Wall Street Journal
Netflix blamed the shift to EMV credit and debit cards for its 10.2% year-over-year decline in U.S. subscribers. Card firms are having none of that talk. One unnamed card industry executive said Netflix is the only subscription-based business complaining about such a problem, so the problem must be Netflix.
Some merchants have participated in programs offered by MasterCard and Visa to automatically update expiration dates and account numbers. Netflix is sticking to its claim that EMV is causing its problems. Netflix said about half of its users must update billing information when their cards are upgraded.
Citigroup avoided big mistakes in the third quarter, beat profit estimates and emerged relatively unscathed in its international businesses. But Citi is still destroying shareholder value, says the “Heard on the Street” team. Citigroup isn't earning its cost of capital. Its return on equity declined to 8% and its return on assets fell to 0.94%.
Strong balance sheets and weak income statements: That's the formula, thus far, for banks' earnings reports for the third quarter. Banks have built fortresses of capital, post-financial crisis. Liquidity worries? Nothing to see here. If only profit was as easy to come by. Retail banking and trading are both lackluster-to-mediocre.
Analysts may be forced to lower profit estimates for the rest of this year and next year. Portales Partners' Charles Peabody said. It's getting to the point where everyone's sick of waiting on the Fed to raise rates. “We’ve been at this point, expecting rates to go up, for two or three years now,” said Oppenheimer analyst Chris Kotowski. “It’s like waiting for Godot.”
New York Times
First Data raised $2.56 billion from its IPO this week. But its shares ended the day on Thursday trading at the lower end of its projected range: the shares closed at $15.75, down from the offering price of $16. It's a wonder the payments processor got its IPO off the ground in the first place. The IPO market has been sluggish, with Digicel aborting its planned $2 billion offering and Albertsons postponing the pricing of its IPO.
The Economist: The “mysteriously named 'repo' market” seems to have become the main provider of liquidity to banks, argues Michael Howell of Crossborder Capital. The repo market has replaced central banks in this role. “Global liquidity should not be measured merely by the size of central banks’ balance-sheets but by the availability of acceptable collateral as well,” according to the Economist summation. The danger is a shortage of collateral, he argues. Central banks should be mindful of this as they withdraw from monetary stimulus programs.
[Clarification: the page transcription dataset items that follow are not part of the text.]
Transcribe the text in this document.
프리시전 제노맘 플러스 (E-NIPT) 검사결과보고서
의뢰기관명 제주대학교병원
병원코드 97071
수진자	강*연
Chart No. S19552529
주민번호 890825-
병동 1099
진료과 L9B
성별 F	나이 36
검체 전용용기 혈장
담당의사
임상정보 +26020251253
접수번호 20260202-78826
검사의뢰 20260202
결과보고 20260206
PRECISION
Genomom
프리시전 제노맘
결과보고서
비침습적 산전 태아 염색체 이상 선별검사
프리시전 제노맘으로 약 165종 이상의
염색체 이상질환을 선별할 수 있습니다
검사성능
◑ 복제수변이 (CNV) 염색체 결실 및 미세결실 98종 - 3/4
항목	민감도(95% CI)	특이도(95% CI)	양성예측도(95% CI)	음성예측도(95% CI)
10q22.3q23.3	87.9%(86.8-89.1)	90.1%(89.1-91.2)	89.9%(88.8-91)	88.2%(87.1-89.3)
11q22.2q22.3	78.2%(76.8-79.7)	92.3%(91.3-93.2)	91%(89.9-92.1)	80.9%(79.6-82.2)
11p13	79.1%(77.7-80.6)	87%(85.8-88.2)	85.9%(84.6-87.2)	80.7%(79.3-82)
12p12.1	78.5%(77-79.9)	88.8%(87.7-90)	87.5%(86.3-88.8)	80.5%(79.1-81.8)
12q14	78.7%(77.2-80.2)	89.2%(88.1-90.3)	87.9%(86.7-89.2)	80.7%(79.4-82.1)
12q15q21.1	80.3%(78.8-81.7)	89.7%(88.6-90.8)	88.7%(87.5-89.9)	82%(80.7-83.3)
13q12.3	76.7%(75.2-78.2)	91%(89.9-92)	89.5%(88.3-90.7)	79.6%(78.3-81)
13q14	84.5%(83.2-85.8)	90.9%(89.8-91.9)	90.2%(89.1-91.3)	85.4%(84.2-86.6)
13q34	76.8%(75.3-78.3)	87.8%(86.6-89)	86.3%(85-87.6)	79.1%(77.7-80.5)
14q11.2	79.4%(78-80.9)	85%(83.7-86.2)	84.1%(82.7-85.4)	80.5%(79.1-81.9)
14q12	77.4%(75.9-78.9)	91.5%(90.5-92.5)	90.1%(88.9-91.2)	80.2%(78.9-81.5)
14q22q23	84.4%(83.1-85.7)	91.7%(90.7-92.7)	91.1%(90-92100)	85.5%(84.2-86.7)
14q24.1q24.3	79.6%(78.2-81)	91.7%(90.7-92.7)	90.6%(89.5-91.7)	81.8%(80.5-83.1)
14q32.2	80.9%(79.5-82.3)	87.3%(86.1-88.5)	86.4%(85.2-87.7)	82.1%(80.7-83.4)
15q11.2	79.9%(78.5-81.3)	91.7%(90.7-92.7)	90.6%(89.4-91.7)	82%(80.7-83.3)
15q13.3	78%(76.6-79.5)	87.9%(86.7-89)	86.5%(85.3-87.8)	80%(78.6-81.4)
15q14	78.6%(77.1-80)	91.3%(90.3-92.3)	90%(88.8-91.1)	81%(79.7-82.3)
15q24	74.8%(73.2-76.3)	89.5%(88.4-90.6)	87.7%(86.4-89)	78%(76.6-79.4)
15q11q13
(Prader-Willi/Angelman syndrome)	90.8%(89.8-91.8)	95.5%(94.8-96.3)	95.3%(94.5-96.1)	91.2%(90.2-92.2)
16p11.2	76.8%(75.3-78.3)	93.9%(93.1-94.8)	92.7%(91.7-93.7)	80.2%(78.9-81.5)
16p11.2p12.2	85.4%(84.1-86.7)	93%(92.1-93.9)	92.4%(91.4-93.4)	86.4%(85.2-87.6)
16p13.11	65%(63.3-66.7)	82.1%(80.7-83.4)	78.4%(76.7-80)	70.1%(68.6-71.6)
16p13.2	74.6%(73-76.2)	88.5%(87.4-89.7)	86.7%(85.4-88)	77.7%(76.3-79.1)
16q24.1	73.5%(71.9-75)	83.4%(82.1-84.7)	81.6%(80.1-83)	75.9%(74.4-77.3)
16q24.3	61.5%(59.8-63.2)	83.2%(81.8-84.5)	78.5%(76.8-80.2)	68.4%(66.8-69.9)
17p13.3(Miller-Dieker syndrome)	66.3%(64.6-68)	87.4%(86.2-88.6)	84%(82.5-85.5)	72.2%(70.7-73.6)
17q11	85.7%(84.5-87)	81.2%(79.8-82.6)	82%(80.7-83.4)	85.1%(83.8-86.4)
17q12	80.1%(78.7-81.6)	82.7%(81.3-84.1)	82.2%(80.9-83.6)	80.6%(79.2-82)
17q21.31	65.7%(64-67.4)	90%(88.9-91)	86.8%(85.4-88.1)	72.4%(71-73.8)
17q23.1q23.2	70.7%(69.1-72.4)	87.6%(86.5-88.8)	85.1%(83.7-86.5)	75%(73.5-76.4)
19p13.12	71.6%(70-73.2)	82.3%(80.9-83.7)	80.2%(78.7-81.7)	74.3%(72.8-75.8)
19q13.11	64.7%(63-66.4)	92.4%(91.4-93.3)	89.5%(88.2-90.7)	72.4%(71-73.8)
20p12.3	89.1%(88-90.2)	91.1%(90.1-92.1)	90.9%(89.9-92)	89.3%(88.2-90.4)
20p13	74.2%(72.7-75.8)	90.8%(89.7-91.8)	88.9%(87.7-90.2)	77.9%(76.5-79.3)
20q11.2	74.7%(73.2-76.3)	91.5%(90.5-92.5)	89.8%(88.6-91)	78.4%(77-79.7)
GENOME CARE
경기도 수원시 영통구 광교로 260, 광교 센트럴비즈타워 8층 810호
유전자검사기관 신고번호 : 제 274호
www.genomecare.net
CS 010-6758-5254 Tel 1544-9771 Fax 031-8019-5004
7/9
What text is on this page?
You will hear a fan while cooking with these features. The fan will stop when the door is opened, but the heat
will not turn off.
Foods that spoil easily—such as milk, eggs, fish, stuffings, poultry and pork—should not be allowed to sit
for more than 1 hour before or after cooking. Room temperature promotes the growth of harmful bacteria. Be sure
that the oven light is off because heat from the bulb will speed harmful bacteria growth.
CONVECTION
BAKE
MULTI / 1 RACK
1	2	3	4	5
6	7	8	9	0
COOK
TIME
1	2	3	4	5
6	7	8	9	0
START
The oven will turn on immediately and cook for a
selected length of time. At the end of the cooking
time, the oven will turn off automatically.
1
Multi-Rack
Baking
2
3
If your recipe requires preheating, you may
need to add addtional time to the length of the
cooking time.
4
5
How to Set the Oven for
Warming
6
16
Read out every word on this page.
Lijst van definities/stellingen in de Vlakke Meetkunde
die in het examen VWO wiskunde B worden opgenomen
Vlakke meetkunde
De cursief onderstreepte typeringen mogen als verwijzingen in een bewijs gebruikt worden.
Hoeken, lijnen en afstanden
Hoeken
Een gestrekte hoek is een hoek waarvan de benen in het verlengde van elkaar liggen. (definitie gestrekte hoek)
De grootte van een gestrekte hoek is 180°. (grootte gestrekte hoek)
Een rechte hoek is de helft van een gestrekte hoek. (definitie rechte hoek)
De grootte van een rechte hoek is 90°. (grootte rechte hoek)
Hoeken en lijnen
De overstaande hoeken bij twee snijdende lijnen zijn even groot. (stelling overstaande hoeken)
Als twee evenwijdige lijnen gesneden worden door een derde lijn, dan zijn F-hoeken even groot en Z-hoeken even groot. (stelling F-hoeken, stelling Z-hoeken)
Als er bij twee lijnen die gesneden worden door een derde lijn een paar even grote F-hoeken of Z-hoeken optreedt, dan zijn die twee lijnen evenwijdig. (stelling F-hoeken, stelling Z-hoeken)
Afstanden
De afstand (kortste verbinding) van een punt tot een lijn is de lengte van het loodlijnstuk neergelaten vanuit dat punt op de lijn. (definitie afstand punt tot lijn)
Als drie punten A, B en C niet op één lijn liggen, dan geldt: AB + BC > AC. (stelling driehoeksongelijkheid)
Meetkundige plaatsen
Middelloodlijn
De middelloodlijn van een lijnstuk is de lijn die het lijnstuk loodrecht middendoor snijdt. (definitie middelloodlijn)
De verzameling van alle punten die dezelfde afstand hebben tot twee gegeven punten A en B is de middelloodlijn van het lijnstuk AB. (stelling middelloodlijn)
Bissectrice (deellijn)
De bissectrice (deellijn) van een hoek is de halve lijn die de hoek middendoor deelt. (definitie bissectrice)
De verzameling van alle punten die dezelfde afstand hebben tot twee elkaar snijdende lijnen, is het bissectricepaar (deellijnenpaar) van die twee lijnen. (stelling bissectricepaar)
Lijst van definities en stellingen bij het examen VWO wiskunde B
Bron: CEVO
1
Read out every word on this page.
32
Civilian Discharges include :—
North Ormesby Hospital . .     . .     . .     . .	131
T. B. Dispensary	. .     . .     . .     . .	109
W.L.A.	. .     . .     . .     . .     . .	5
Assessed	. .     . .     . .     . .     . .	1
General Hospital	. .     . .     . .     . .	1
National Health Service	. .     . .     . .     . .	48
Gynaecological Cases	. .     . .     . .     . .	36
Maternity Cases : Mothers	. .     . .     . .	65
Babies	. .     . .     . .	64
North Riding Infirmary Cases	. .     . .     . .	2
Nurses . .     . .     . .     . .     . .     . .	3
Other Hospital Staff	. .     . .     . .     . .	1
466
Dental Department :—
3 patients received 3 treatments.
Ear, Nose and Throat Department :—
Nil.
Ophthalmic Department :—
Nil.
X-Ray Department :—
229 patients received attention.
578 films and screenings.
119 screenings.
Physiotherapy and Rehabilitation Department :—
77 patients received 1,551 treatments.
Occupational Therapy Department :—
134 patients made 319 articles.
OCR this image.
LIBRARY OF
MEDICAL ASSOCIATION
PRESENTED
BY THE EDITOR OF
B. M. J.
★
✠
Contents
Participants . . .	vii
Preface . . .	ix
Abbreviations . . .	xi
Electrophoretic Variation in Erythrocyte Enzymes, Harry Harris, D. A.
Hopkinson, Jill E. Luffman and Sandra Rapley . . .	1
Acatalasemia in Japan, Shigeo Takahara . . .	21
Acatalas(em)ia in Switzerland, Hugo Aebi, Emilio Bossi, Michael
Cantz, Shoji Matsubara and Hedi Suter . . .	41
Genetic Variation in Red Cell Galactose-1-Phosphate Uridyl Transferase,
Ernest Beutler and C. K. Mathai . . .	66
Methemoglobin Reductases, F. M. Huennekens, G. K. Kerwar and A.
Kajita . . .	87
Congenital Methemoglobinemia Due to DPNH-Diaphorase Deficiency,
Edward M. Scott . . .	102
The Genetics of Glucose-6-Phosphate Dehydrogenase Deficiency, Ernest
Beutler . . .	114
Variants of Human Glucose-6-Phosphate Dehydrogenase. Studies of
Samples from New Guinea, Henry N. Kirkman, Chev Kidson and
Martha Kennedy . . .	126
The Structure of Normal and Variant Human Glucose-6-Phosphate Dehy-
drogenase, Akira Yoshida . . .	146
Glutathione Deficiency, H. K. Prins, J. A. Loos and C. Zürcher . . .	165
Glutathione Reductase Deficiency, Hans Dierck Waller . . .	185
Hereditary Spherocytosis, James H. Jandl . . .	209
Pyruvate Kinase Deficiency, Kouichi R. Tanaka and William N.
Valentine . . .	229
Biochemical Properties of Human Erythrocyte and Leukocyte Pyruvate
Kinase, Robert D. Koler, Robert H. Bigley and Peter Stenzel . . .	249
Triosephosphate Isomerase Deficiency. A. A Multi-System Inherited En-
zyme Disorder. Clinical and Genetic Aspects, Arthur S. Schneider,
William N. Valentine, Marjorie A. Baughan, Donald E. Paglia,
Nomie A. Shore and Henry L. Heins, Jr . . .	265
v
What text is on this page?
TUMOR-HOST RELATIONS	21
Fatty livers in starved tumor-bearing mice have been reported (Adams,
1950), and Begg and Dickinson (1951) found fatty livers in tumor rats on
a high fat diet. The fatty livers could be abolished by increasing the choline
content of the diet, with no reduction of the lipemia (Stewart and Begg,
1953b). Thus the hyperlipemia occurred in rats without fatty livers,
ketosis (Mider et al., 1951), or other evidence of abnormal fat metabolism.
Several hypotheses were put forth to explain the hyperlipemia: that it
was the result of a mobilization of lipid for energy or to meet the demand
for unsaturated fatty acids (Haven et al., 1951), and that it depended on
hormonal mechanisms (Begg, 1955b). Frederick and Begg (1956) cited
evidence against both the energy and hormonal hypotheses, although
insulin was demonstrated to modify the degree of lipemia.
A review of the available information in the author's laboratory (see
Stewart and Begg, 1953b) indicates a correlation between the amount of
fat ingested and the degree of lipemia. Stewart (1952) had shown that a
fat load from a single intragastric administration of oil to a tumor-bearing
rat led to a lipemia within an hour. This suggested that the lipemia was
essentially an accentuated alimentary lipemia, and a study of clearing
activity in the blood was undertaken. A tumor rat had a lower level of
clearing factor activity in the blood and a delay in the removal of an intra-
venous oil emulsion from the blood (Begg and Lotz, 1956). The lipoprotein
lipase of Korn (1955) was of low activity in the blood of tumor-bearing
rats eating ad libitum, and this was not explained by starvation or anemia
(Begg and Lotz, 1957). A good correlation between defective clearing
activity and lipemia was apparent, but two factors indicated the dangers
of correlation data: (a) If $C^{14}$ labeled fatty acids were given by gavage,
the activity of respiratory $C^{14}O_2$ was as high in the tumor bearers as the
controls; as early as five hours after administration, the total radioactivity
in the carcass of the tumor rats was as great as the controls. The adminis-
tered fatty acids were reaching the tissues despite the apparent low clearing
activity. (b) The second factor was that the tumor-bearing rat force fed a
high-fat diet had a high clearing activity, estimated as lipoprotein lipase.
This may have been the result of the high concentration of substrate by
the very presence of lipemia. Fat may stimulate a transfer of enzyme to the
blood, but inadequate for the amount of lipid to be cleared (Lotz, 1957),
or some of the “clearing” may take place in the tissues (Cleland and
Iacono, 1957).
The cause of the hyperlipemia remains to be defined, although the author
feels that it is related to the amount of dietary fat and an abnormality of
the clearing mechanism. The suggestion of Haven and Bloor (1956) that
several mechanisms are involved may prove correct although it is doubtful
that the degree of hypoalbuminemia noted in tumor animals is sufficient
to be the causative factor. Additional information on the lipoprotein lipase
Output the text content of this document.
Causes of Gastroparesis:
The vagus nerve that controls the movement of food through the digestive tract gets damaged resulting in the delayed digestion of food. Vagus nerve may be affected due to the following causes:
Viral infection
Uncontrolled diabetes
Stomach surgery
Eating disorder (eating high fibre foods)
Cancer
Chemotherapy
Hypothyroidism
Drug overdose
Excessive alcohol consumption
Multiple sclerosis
Business Insider: A waiting list of 56,000 has emerged for a smartphone app that lets users open a bank account anywhere in Europe in no longer than three minutes. The Monese app can check the identity of anyone within the European Economic Area. Monese's target market: migrants. “When you arrive in the U.K. from another country it's incredibly difficult to open a bank account,” said Mulenga Agley, Monese's vice president of growth.
San Francisco Chronicle: And then there's the startup that wants to be the bank for freelance workers, Clearbanc. Clearbanc gives Uber drivers, for example, what its CEO describes as “essentially a cash advance” and deposits drivers' earnings onto a Visa debit card. Lyft introduced its own version of this product last week, called Express Pay. Intuit also has a competing product, called Self-Employed Solutions.